Coulton’s Catch-up 11th March - Asian bee eradication
They say you never truly appreciate something until it’s gone and this may well be the case for the humble European honeybee. The European honeybee has been generously providing us with honey and related products in Australia since the early 1800s. However, this is at risk due to the Government ending a vital funding program aimed at the eradication of the pest Asian bee from March 31st this year.
The announcement that funding for the Asian Honey Bee National Management Group (NMG) will be ceased comes as a huge blow to the Honey Bee Industry, an industry which contributes up to $80 million to the Australian economy, and almost $4 billion of food production through pollination services to crops such as apples, almonds and canola.
The Asian bee is a competing force for the European honeybee. They were first discovered on Australian shores in 2007 in North Queensland and the Federal Government moved to implement the NMG, the sole purpose of which was to eradicate the problem Asian bee population. The NGM has since destroyed 350 swarms of the Asian bee and has managed to contain the bee in an area less than 3000 square kilometres, equivalent to the size of the Sydney Basin.
The Government has stopped the program on advice received from the NMG stating it is not technically feasible to achieve eradication of the Asian bee, ultimately declaring the Asian bee endemic.
By now you would be wondering what is so different about the Asian bee to the European honeybee and why this bee is such a threat.
The Asian bee is in fact a smaller bee then the European honeybee. They are aggressive and dominate over the European honeybee and they steal honey from hives, which can eliminate feral colonies of the European honeybee and can decimate the managed hives. The Asian bee cannot be domesticated and they are not effectual honey producers or crop pollinators.

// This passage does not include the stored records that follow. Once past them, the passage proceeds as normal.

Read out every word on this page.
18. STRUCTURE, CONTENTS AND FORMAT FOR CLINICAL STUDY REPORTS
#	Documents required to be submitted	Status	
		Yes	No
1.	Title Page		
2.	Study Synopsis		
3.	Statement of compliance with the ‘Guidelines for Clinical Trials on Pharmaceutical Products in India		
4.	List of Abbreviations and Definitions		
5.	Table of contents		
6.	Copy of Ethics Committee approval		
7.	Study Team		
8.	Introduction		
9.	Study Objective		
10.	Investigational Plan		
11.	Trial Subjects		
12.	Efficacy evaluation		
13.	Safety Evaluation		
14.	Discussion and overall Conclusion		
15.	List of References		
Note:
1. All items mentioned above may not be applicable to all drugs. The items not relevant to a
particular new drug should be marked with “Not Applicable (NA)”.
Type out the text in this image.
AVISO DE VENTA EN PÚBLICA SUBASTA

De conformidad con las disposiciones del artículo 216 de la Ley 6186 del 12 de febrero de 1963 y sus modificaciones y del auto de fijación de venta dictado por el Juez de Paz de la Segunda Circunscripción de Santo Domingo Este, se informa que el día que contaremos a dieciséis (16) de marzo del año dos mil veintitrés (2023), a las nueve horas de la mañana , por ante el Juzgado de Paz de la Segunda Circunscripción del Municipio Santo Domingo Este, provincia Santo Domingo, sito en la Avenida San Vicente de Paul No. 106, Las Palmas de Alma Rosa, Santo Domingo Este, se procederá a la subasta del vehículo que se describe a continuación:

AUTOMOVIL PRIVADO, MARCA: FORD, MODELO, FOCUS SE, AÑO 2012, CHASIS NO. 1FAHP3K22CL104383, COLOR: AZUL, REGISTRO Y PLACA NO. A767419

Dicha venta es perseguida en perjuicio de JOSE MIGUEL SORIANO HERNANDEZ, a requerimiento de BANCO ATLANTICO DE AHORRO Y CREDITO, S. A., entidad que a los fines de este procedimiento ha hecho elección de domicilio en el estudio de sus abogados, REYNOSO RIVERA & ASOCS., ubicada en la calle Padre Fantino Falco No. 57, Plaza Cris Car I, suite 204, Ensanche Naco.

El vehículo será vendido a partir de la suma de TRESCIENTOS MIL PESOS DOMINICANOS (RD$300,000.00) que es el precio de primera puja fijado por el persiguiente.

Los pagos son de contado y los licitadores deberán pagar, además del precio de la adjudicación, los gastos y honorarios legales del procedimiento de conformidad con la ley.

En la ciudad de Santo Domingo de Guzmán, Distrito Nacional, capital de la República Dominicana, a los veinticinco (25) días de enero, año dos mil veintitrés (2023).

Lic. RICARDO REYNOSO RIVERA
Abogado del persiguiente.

Two weeks ago, hundreds of beekeepers from all reaches of Australia converged on Canberra to voice their concerns to the Gillard Government and to seek that they review the decision to cease the program and immediately allocate $10 million towards the program to eradicate the Asian bees.
The ability to feed ourselves and the world is an issue which affects us all and the decision to stop the funding of the eradication of the Asian honey bee needs to be over-turned to ensure the security of our food production.
The Government needs to put this in perspective and think not what it will cost to eradicate the Asian bee, but what it will cost Australia if we do not act to control this pest.